El Programa Supersopa de la Universidad Nacional de Quilmes (UNQ) lanzó una nueva campaña de donaciones para poder sostener la producción y distribución gratuita de alimentos destinados a comedores, escuelas y organizaciones sociales.
La iniciativa busca reunir aportes de $5.000, en un contexto en el que aumentó la cantidad de instituciones que solicitan los productos, mientras que disminuyeron las contribuciones económicas que permiten mantener la elaboración.
La planta de la UNQ produce alimentos nutritivos, de bajo costo y fácil almacenamiento con fines sociales. En 2025 alcanzó una producción récord de más de 420 mil porciones de guiso y sopa, pero durante este año el programa comenzó a enfrentar mayores dificultades para responder a la demanda creciente.

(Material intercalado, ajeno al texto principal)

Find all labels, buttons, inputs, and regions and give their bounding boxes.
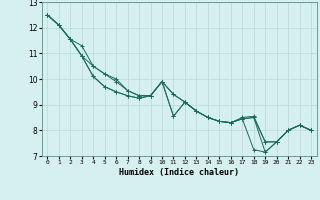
X-axis label: Humidex (Indice chaleur): Humidex (Indice chaleur) — [119, 168, 239, 177]
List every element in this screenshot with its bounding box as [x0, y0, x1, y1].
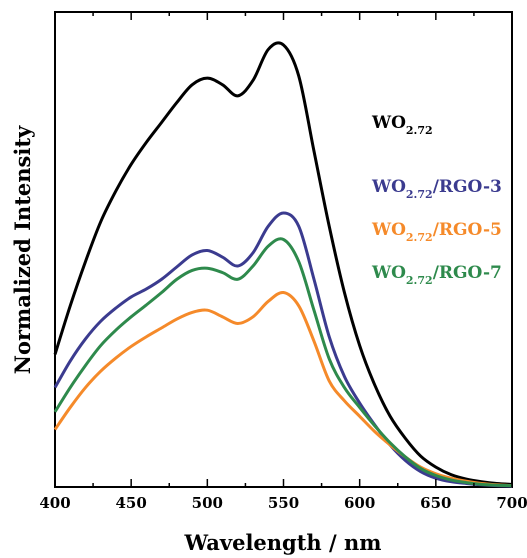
legend-label-subscript: 2.72	[406, 188, 433, 201]
legend-label-main: WO	[371, 220, 406, 240]
series-line-1	[53, 41, 513, 486]
legend-label-subscript: 2.72	[406, 274, 433, 287]
x-tick-label: 450	[116, 494, 147, 512]
legend-entry-3: WO2.72/RGO-5	[371, 220, 502, 244]
series-line-4	[53, 237, 513, 488]
x-axis-title: Wavelength / nm	[184, 530, 382, 555]
legend-label-subscript: 2.72	[406, 231, 433, 244]
x-tick-label: 500	[192, 494, 223, 512]
x-tick-label: 600	[344, 494, 375, 512]
plot-frame	[54, 11, 513, 488]
legend-label-suffix: /RGO-7	[433, 263, 502, 283]
x-tick-label: 650	[420, 494, 451, 512]
series-line-3	[53, 291, 513, 488]
legend-label-main: WO	[371, 113, 406, 133]
legend-entry-1: WO2.72	[371, 113, 433, 137]
series-layer	[53, 41, 513, 488]
x-tick-label: 550	[268, 494, 299, 512]
y-axis-title: Normalized Intensity	[10, 125, 35, 374]
legend-entry-4: WO2.72/RGO-7	[371, 263, 502, 287]
legend-label-suffix: /RGO-3	[433, 177, 502, 197]
legend-label-main: WO	[371, 177, 406, 197]
legend: WO2.72WO2.72/RGO-3WO2.72/RGO-5WO2.72/RGO…	[371, 113, 502, 287]
legend-label-main: WO	[371, 263, 406, 283]
legend-entry-2: WO2.72/RGO-3	[371, 177, 502, 201]
x-tick-label: 700	[496, 494, 527, 512]
x-axis-ticks: 400 450 500 550 600 650 700	[39, 12, 527, 512]
legend-label-subscript: 2.72	[406, 124, 433, 137]
series-line-2	[53, 211, 513, 488]
x-tick-label: 400	[39, 494, 70, 512]
legend-label-suffix: /RGO-5	[433, 220, 502, 240]
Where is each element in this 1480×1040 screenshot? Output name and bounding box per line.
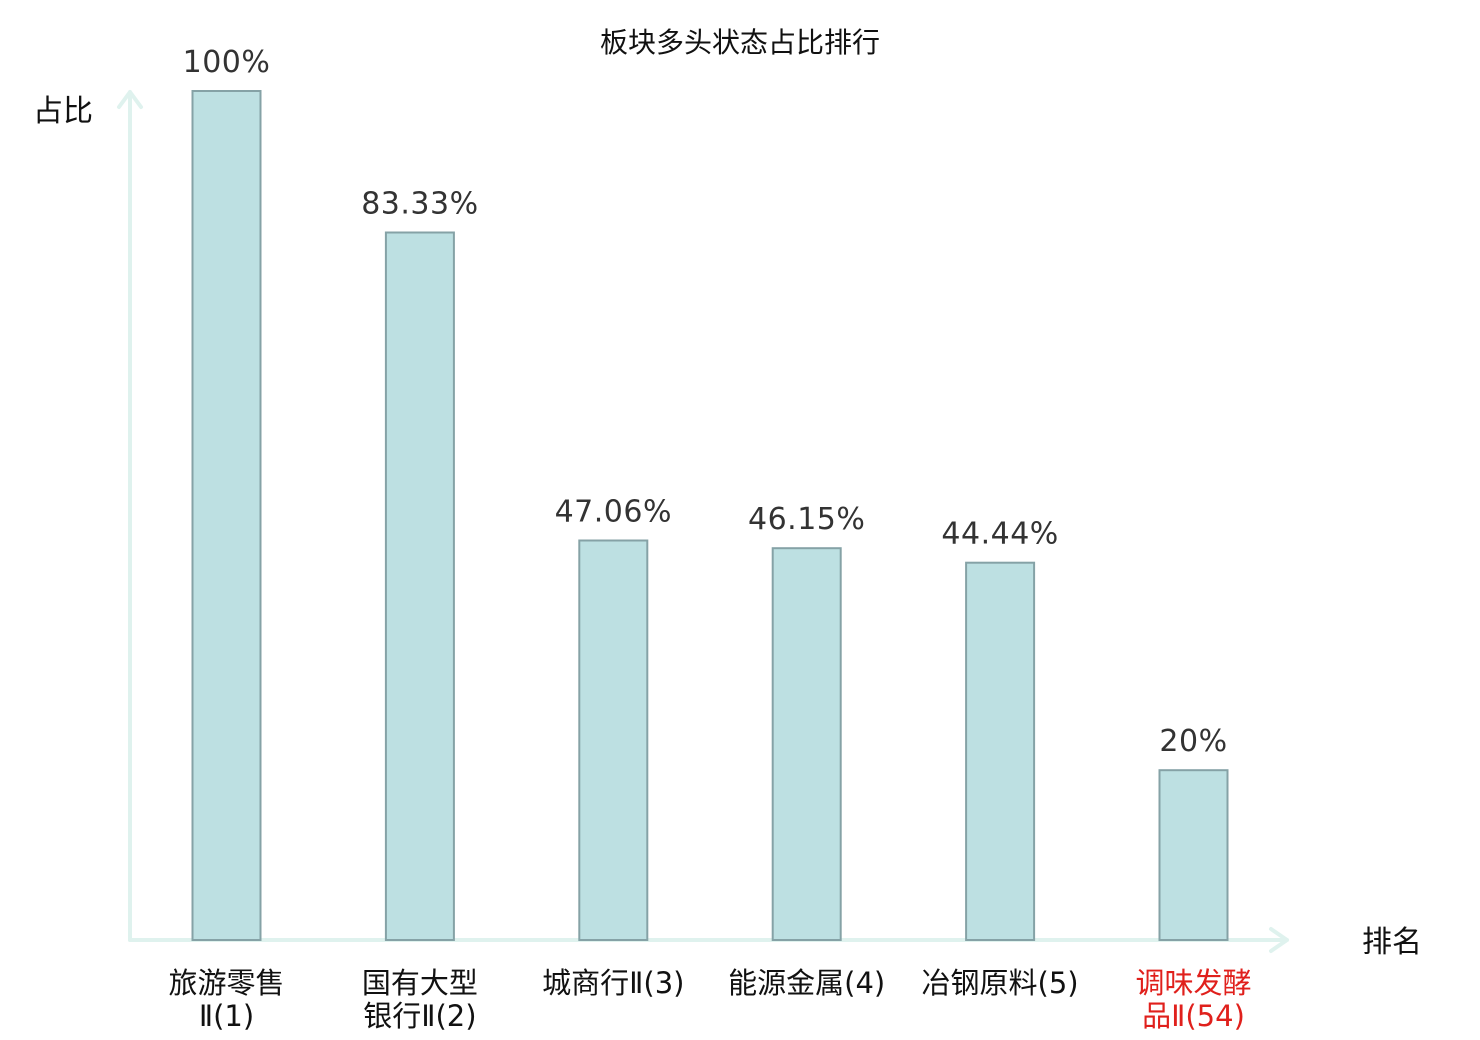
x-tick-label: 冶钢原料(5) — [922, 966, 1079, 1000]
bar — [1158, 769, 1229, 942]
bar-value-label: 83.33% — [361, 187, 478, 222]
bar — [965, 561, 1036, 941]
x-tick-label: 城商行Ⅱ(3) — [542, 966, 684, 1000]
bar-value-label: 100% — [183, 45, 271, 80]
y-axis-line — [117, 90, 143, 942]
x-axis-label: 排名 — [1362, 925, 1422, 960]
value-labels-group: 100% 83.33% 47.06% 46.15% 44.44% 20% — [183, 45, 1227, 759]
x-tick-label: 银行Ⅱ(2) — [363, 999, 476, 1033]
x-tick-label: 旅游零售 — [168, 966, 284, 1000]
bars-group — [191, 90, 1229, 942]
chart-title: 板块多头状态占比排行 — [600, 26, 880, 59]
y-axis-label: 占比 — [33, 94, 93, 129]
bar — [191, 90, 262, 941]
bar-value-label: 46.15% — [748, 502, 865, 537]
bar-value-label: 20% — [1159, 724, 1227, 759]
axes — [117, 90, 1289, 953]
bar — [578, 539, 649, 941]
x-tick-label: 品Ⅱ(54) — [1142, 999, 1245, 1033]
bar — [771, 547, 842, 941]
x-tick-label: Ⅱ(1) — [199, 999, 254, 1033]
x-axis-line — [128, 927, 1289, 953]
x-tick-label: 调味发酵 — [1135, 966, 1251, 1000]
x-tick-label: 国有大型 — [362, 966, 478, 1000]
bar-value-label: 47.06% — [555, 495, 672, 530]
bar — [384, 231, 455, 941]
bar-value-label: 44.44% — [941, 517, 1058, 552]
x-tick-label: 能源金属(4) — [728, 966, 885, 1000]
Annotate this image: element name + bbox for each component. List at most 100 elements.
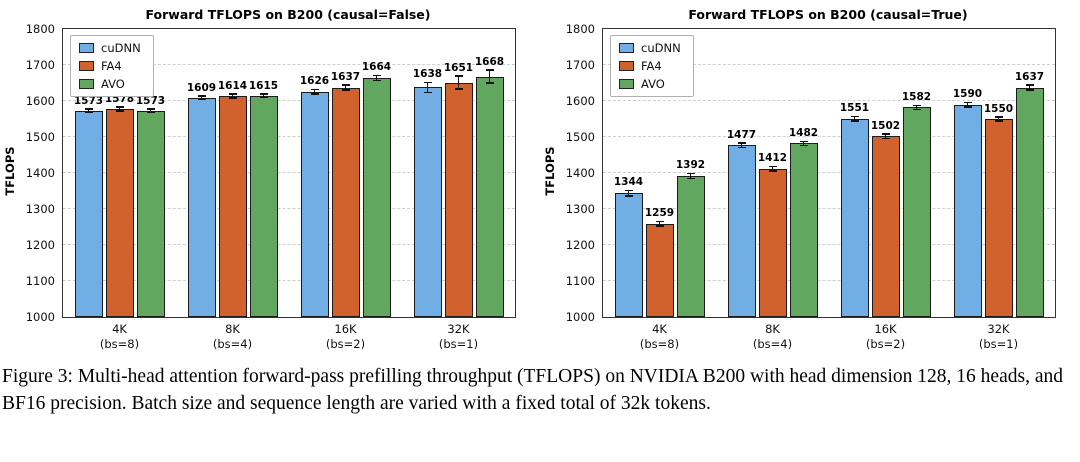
y-tick-label: 1800 [565,22,595,36]
error-bar-cap [912,104,921,107]
error-bar [853,117,856,121]
bar-value-label: 1392 [675,159,706,172]
bar-value-label: 1614 [217,79,248,92]
x-tick-16k: 16K (bs=2) [865,322,906,351]
legend: cuDNN FA4 AVO [610,35,694,97]
error-bar-cap [768,165,777,168]
x-tick-8k: 8K (bs=4) [752,322,793,351]
gridline [63,64,515,65]
bar-value-label: 1609 [186,81,217,94]
gridline [603,244,1055,245]
y-tick-label: 1200 [25,238,55,252]
legend-label: FA4 [101,59,122,73]
bar-fa4-16k [331,87,360,317]
error-bar [313,90,316,94]
bar-value-label: 1412 [757,152,788,165]
y-tick-label: 1700 [565,58,595,72]
x-tick-32k: 32K (bs=1) [978,322,1019,351]
bar-value-label: 1573 [73,94,104,107]
gridline [63,280,515,281]
legend-item-fa4: FA4 [619,59,681,73]
y-tick-label: 1000 [565,310,595,324]
error-bar [426,83,429,92]
y-axis-label: TFLOPS [3,146,17,196]
error-bar-cap [624,189,633,191]
error-bar-cap [197,98,206,101]
bar-value-label: 1551 [839,102,870,115]
bar-cudnn-16k [300,91,329,317]
error-bar [375,76,378,80]
error-bar-cap [485,82,494,84]
charts-row: Forward TFLOPS on B200 (causal=False) TF… [3,0,1080,352]
x-tick-8k: 8K (bs=4) [212,322,253,351]
bar-value-label: 1590 [952,88,983,101]
y-tick-label: 1700 [25,58,55,72]
error-bar-cap [737,146,746,149]
bar-avo-4k [136,110,165,317]
x-tick-4k: 4K (bs=8) [99,322,140,351]
legend-label: FA4 [641,59,662,73]
bar-fa4-8k [758,168,787,317]
y-axis-label: TFLOPS [543,146,557,196]
bar-value-label: 1615 [248,79,279,92]
gridline [63,244,515,245]
legend-swatch [619,61,634,71]
error-bar-cap [799,140,808,143]
gridline [603,280,1055,281]
gridline [603,172,1055,173]
error-bar-cap [1025,89,1034,91]
error-bar [740,143,743,147]
x-tick-32k: 32K (bs=1) [438,322,479,351]
bar-avo-8k [249,95,278,317]
chart-causal-true: Forward TFLOPS on B200 (causal=True) TFL… [540,0,1080,352]
bar-value-label: 1637 [1014,70,1045,83]
error-bar-cap [737,142,746,144]
x-tick-4k: 4K (bs=8) [639,322,680,351]
bar-value-label: 1550 [983,102,1014,115]
bar-value-label: 1582 [901,91,932,104]
error-bar [627,191,630,196]
error-bar-cap [423,91,432,94]
error-bar-cap [850,120,859,122]
bar-value-label: 1344 [613,176,644,188]
legend-swatch [79,79,94,89]
error-bar-cap [655,225,664,227]
error-bar-cap [372,74,381,77]
error-bar [802,142,805,145]
bar-cudnn-32k [413,87,442,317]
error-bar [915,106,918,109]
legend-swatch [79,43,94,53]
gridline [603,100,1055,101]
error-bar-cap [423,81,432,83]
bar-value-label: 1502 [870,119,901,132]
y-tick-label: 1500 [565,130,595,144]
bar-avo-32k [475,76,504,317]
error-bar-cap [994,116,1003,118]
y-tick-label: 1600 [565,94,595,108]
error-bar-cap [963,101,972,104]
y-tick-label: 1400 [25,166,55,180]
bar-value-label: 1638 [412,68,443,80]
legend-swatch [619,79,634,89]
error-bar [149,109,152,112]
bar-fa4-4k [645,223,674,317]
error-bar-cap [84,108,93,110]
error-bar [262,94,265,97]
y-tick-label: 1200 [565,238,595,252]
bar-value-label: 1637 [330,70,361,83]
error-bar-cap [1025,84,1034,86]
error-bar-cap [881,137,890,140]
error-bar-cap [686,177,695,180]
error-bar-cap [686,172,695,175]
legend-item-cudnn: cuDNN [79,41,141,55]
error-bar-cap [963,106,972,108]
error-bar [457,76,460,89]
legend-label: AVO [641,77,665,91]
y-tick-label: 1500 [25,130,55,144]
chart-title: Forward TFLOPS on B200 (causal=True) [688,7,968,22]
error-bar-cap [912,108,921,111]
x-tick-16k: 16K (bs=2) [325,322,366,351]
gridline [603,64,1055,65]
error-bar-cap [799,144,808,147]
legend-label: cuDNN [641,41,681,55]
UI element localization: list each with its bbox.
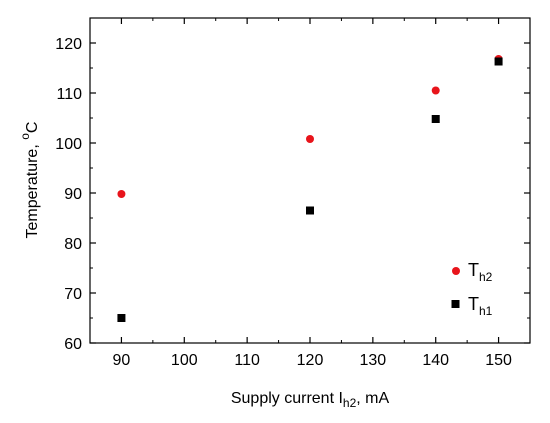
data-point-t-h1 — [431, 115, 440, 123]
x-tick-label: 120 — [297, 352, 324, 369]
legend-marker-th2 — [452, 267, 460, 275]
data-point-t-h1 — [306, 206, 314, 215]
y-tick-label: 100 — [55, 136, 82, 153]
x-tick-label: 90 — [113, 352, 131, 369]
legend-label-th2: Th2 — [468, 260, 493, 284]
data-point-t-h2 — [117, 190, 126, 198]
legend-marker-th1 — [451, 300, 460, 308]
y-axis-title-superscript: o — [18, 133, 32, 140]
y-tick-label: 60 — [64, 336, 82, 353]
legend-label-th2-sub: h2 — [479, 270, 493, 284]
data-point-t-h2 — [306, 135, 314, 143]
x-tick-label: 150 — [485, 352, 512, 369]
x-tick-label: 100 — [171, 352, 198, 369]
data-point-t-h1 — [494, 57, 503, 66]
plot-frame — [89, 17, 531, 344]
y-tick-label: 70 — [64, 286, 82, 303]
y-axis-ticks: 60 70 80 90 100 110 120 — [55, 17, 530, 353]
data-points — [117, 55, 503, 322]
y-tick-label: 120 — [55, 36, 82, 53]
x-axis-ticks: 90 100 110 120 130 140 150 — [89, 18, 531, 369]
legend: Th2 Th1 — [451, 260, 493, 318]
y-tick-label: 110 — [56, 86, 82, 103]
x-tick-label: 140 — [422, 352, 449, 369]
x-axis-title-subscript: h2 — [343, 396, 357, 410]
data-point-t-h2 — [431, 86, 440, 95]
legend-label-th1: Th1 — [468, 294, 493, 318]
x-axis-title: Supply current Ih2, mA — [231, 390, 390, 410]
y-tick-label: 90 — [64, 186, 82, 203]
y-axis-title-tail: C — [24, 122, 41, 134]
data-point-t-h1 — [117, 314, 126, 322]
y-axis-title: Temperature, oC — [18, 122, 41, 239]
x-axis-title-tail: , mA — [356, 390, 389, 407]
legend-label-th1-sub: h1 — [479, 304, 493, 318]
x-tick-label: 110 — [234, 352, 260, 369]
y-tick-label: 80 — [64, 236, 82, 253]
x-tick-label: 130 — [360, 352, 387, 369]
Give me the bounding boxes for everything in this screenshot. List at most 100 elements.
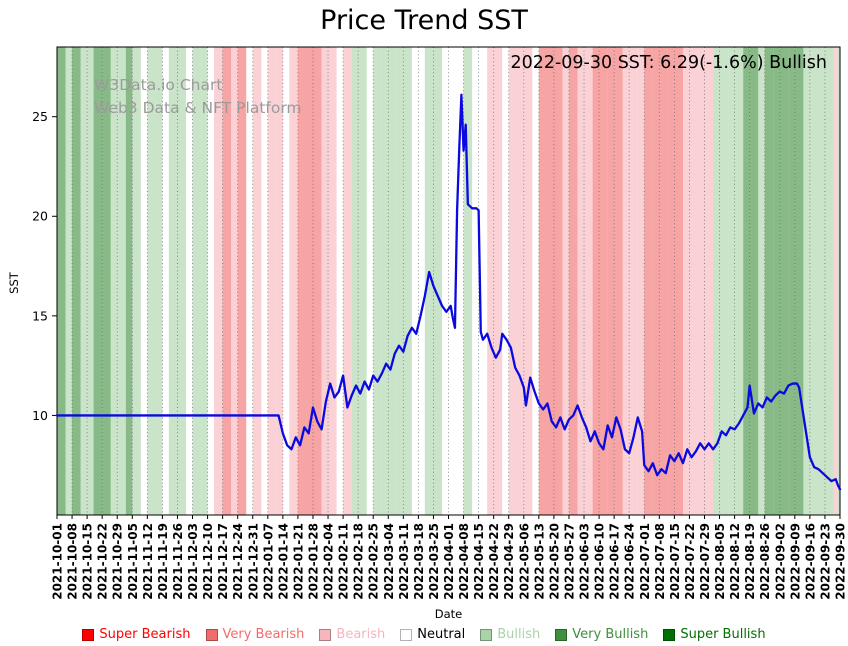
sentiment-band-bullish xyxy=(824,47,834,515)
sentiment-band-bearish xyxy=(214,47,223,515)
x-tick-label: 2021-12-31 xyxy=(246,523,260,600)
sentiment-band-bullish xyxy=(403,47,412,515)
sentiment-band-very_bullish xyxy=(764,47,774,515)
x-tick-label: 2021-11-05 xyxy=(126,523,140,600)
sentiment-band-bearish xyxy=(487,47,494,515)
sentiment-band-bullish xyxy=(713,47,720,515)
sentiment-band-very_bearish xyxy=(607,47,615,515)
x-tick-label: 2022-06-17 xyxy=(608,523,622,600)
sentiment-band-neutral xyxy=(448,47,458,515)
legend-item-bullish: Bullish xyxy=(480,627,540,642)
sentiment-band-bearish xyxy=(682,47,690,515)
legend-label-neutral: Neutral xyxy=(417,627,466,642)
legend-item-bearish: Bearish xyxy=(319,627,385,642)
sentiment-band-bearish xyxy=(562,47,569,515)
sentiment-band-bearish xyxy=(493,47,503,515)
sentiment-band-bearish xyxy=(698,47,705,515)
sentiment-band-very_bullish xyxy=(125,47,133,515)
x-tick-label: 2021-12-17 xyxy=(216,523,230,600)
sentiment-band-very_bearish xyxy=(538,47,548,515)
x-tick-label: 2022-08-05 xyxy=(713,523,727,600)
sentiment-band-very_bearish xyxy=(568,47,578,515)
sentiment-band-bullish xyxy=(396,47,404,515)
sentiment-band-bearish xyxy=(508,47,518,515)
legend-swatch-super_bullish xyxy=(663,628,676,641)
sentiment-band-very_bearish xyxy=(652,47,660,515)
sentiment-band-bearish xyxy=(629,47,638,515)
x-tick-label: 2022-05-27 xyxy=(562,523,576,600)
sentiment-band-very_bearish xyxy=(599,47,608,515)
sentiment-band-bearish xyxy=(833,47,838,515)
sentiment-band-bullish xyxy=(358,47,367,515)
sentiment-band-very_bearish xyxy=(237,47,247,515)
sentiment-band-very_bullish xyxy=(794,47,804,515)
sentiment-band-bullish xyxy=(147,47,156,515)
legend-swatch-very_bearish xyxy=(205,628,218,641)
sentiment-band-neutral xyxy=(140,47,148,515)
sentiment-band-bearish xyxy=(584,47,593,515)
sentiment-band-bearish xyxy=(689,47,699,515)
legend-label-super_bearish: Super Bearish xyxy=(99,627,191,642)
sentiment-band-very_bearish xyxy=(222,47,232,515)
x-tick-label: 2022-01-14 xyxy=(276,523,290,600)
sentiment-band-neutral xyxy=(411,47,419,515)
sentiment-band-bullish xyxy=(168,47,178,515)
sentiment-band-very_bullish xyxy=(788,47,795,515)
x-tick-label: 2022-05-06 xyxy=(517,523,531,600)
sentiment-band-very_bearish xyxy=(592,47,600,515)
sentiment-band-bullish xyxy=(65,47,73,515)
sentiment-band-bullish xyxy=(80,47,88,515)
x-tick-label: 2022-09-16 xyxy=(803,523,817,600)
y-tick-label: 20 xyxy=(32,209,48,224)
sentiment-band-bullish xyxy=(809,47,819,515)
sentiment-band-bullish xyxy=(734,47,744,515)
sentiment-band-bearish xyxy=(328,47,337,515)
x-tick-label: 2022-08-26 xyxy=(758,523,772,600)
sentiment-band-very_bullish xyxy=(93,47,103,515)
sentiment-band-bearish xyxy=(622,47,630,515)
x-tick-label: 2021-11-12 xyxy=(141,523,155,600)
sentiment-band-bullish xyxy=(424,47,434,515)
sentiment-band-neutral xyxy=(207,47,215,515)
x-axis-label: Date xyxy=(434,607,463,621)
sentiment-band-neutral xyxy=(186,47,193,515)
legend-swatch-bullish xyxy=(480,628,493,641)
x-tick-label: 2021-12-03 xyxy=(186,523,200,600)
x-tick-label: 2021-10-22 xyxy=(96,523,110,600)
x-tick-label: 2022-04-08 xyxy=(457,523,471,600)
sentiment-band-neutral xyxy=(472,47,479,515)
sentiment-band-bullish xyxy=(803,47,810,515)
sentiment-band-bullish xyxy=(117,47,126,515)
x-tick-label: 2022-01-28 xyxy=(306,523,320,600)
x-tick-label: 2022-06-03 xyxy=(578,523,592,600)
sentiment-band-bearish xyxy=(637,47,645,515)
x-tick-label: 2022-08-19 xyxy=(743,523,757,600)
x-tick-label: 2022-03-25 xyxy=(427,523,441,600)
y-axis-label: SST xyxy=(7,272,21,294)
sentiment-band-very_bearish xyxy=(547,47,554,515)
legend-item-very_bullish: Very Bullish xyxy=(555,627,648,642)
sentiment-band-very_bullish xyxy=(57,47,66,515)
sentiment-band-very_bearish xyxy=(614,47,623,515)
legend-swatch-neutral xyxy=(400,628,413,641)
x-tick-label: 2021-10-29 xyxy=(111,523,125,600)
sentiment-band-bearish xyxy=(231,47,238,515)
chart-title: Price Trend SST xyxy=(320,5,528,36)
x-tick-label: 2022-02-04 xyxy=(322,523,336,600)
legend-swatch-bearish xyxy=(319,628,332,641)
x-tick-label: 2021-12-10 xyxy=(201,523,215,600)
sentiment-band-bearish xyxy=(252,47,262,515)
sentiment-band-bullish xyxy=(201,47,208,515)
sentiment-band-very_bullish xyxy=(749,47,759,515)
sentiment-band-very_bearish xyxy=(644,47,653,515)
sentiment-band-bullish xyxy=(728,47,735,515)
sentiment-band-bullish xyxy=(463,47,473,515)
x-tick-label: 2022-04-15 xyxy=(472,523,486,600)
sentiment-band-bullish xyxy=(818,47,825,515)
sentiment-band-bullish xyxy=(381,47,389,515)
sentiment-band-very_bearish xyxy=(667,47,675,515)
sentiment-band-very_bearish xyxy=(312,47,322,515)
x-tick-label: 2021-10-01 xyxy=(51,523,65,600)
x-tick-label: 2021-11-26 xyxy=(171,523,185,600)
sentiment-band-neutral xyxy=(282,47,290,515)
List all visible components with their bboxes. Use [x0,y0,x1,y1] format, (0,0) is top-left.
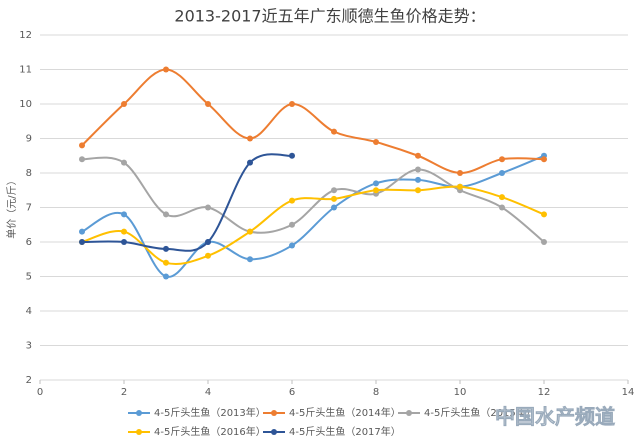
y-tick-label: 11 [19,65,32,76]
legend-marker [271,410,277,416]
y-tick-label: 9 [26,134,32,145]
legend-label: 4-5斤头生鱼（2015年） [424,406,536,419]
data-point [331,195,337,202]
data-point [415,187,421,194]
legend-label: 4-5斤头生鱼（2013年） [154,406,266,419]
chart-title: 2013-2017近五年广东顺德生鱼价格走势： [174,7,485,26]
data-point [415,166,421,173]
series-line [81,68,545,175]
data-point [247,228,253,235]
watermark: 中国水产频道 [495,405,615,429]
series-line [81,154,545,278]
y-tick-label: 12 [19,30,32,41]
data-point [163,273,169,280]
x-tick-label: 0 [37,387,43,398]
x-tick-label: 2 [121,387,127,398]
x-tick-label: 6 [289,387,295,398]
x-tick-label: 8 [373,387,379,398]
data-point [121,211,127,218]
data-point [247,135,253,142]
data-point [79,142,85,149]
data-point [205,252,211,259]
data-point [79,239,85,245]
data-point [289,242,295,249]
y-tick-label: 5 [26,272,32,283]
data-point [499,194,505,201]
y-tick-label: 7 [26,203,32,214]
series-line [81,185,545,266]
y-axis-label: 单价（元/斤） [6,175,18,238]
legend-label: 4-5斤头生鱼（2016年） [154,425,266,438]
y-tick-label: 4 [26,306,32,317]
data-point [205,239,211,245]
x-tick-label: 10 [454,387,467,398]
legend-marker [136,410,142,416]
legend-label: 4-5斤头生鱼（2017年） [289,425,401,438]
data-point [499,170,505,176]
data-point [373,180,379,187]
data-point [289,221,295,228]
series-line [81,153,293,252]
x-tick-label: 12 [538,387,551,398]
data-point [457,183,463,190]
data-point [457,170,463,176]
x-tick-label: 4 [205,387,211,398]
data-point [121,101,127,107]
data-point [163,211,169,218]
y-tick-label: 6 [26,237,32,248]
y-tick-label: 2 [26,375,32,386]
data-point [163,259,169,266]
data-point [121,159,127,166]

"Con 10 donaciones de 5 mil pesos cubrimos el valor de una lata que rinde 50 porciones. Es decir, una donación equivale a cinco platos abundantes, ricos y nutritivos que reciben sin costo alguno los comedores y las instituciones registradas", explicó Anahí Cuellas, directora de Supersopa, en diálogo con la Agencia de Noticias Científicas de la UNQ.
Desde el programa remarcaron que el objetivo no es solamente entregar alimentos para paliar el hambre, sino garantizar una alternativa nutricionalmente equilibrada. Cada lata de Supersopa permite preparar 50 porciones, destinadas a instituciones que las reciben de manera gratuita.
"Es importante que podamos sostener la producción porque cada lata de sopa son 50 comidas. Para tomar dimensión, el costo de una ración de Supersopa equivale a medio paquete de figuritas del Mundial", señaló Cuellas.
Una demanda que crece
El programa actualmente elabora distintos productos, entre ellos locro, guiso de arroz, Supersopa con carne y sopa de verduras. Además, trabaja junto al Instituto Nacional de Tecnología Agropecuaria (INTA) para incorporar una salsa concentrada de bolognesa con alto contenido proteico, que será elaborada con tomates cosechados por productores locales.
Cuellas destacó que los alimentos distribuidos a través de los comedores no siempre cuentan con el aporte nutricional necesario. "No se trata de cualquier alimento, sino de uno con fines sociales que está equilibrado y tiene todos los nutrientes necesarios para que los chicos y las chicas tengan las mismas posibilidades de desarrollo y crecimiento que el resto", sostuvo.
Desde su readecuación y puesta en marcha a mediados de 2024, luego de la pandemia, Supersopa produjo más de un millón de raciones y permitió que más de 100 becarios de distintas carreras de la UNQ realizaran actividades en la planta.
El programa también ganó una licitación pública y se convirtió en proveedor oficial de la provincia de Buenos Aires. En marzo de 2025, tras las inundaciones que afectaron a Bahía Blanca, realizó además una donación de 1,2 toneladas de alimentos.
Un termómetro de la situación social
La situación actual, sin embargo, volvió a poner en alerta a quienes llevan adelante el programa. El aumento de pedidos de instituciones se da en simultáneo con una reducción de las donaciones que permiten financiar la producción.
"En la planta tenemos un termómetro de la situación social y económica. Hay un montón de demanda de nuestras latas, pero como el programa se sostiene con las donaciones, muchas veces no llegamos a cumplir", explicó la directora.
También cambió el perfil de quienes históricamente colaboraban con Supersopa. "Antes se reunían para donar vecinos, jubilados y estudiantes, pero eso hoy no está sucediendo porque no les sobra dinero y cambiaron de lugar. Mientras que antes esas personas donaban, hoy quizás tienen la necesidad de recibir un plato", describió Cuellas.
Por eso, el programa busca sumar nuevos aportantes, tanto particulares como empresas que quieran colaborar mediante sistemas de Responsabilidad Social Empresarial.
Quienes quieran colaborar pueden comunicarse con Supersopa a través del correo supersopa@unq.edu.ar o mediante la cuenta de Instagram @supersopa_unq.
La campaña apunta a sostener una iniciativa que, desde Quilmes, lleva alimentos nutritivos a instituciones sociales y que ahora enfrenta una paradoja: cada vez hay más pedidos de ayuda, pero menos recursos para producirla.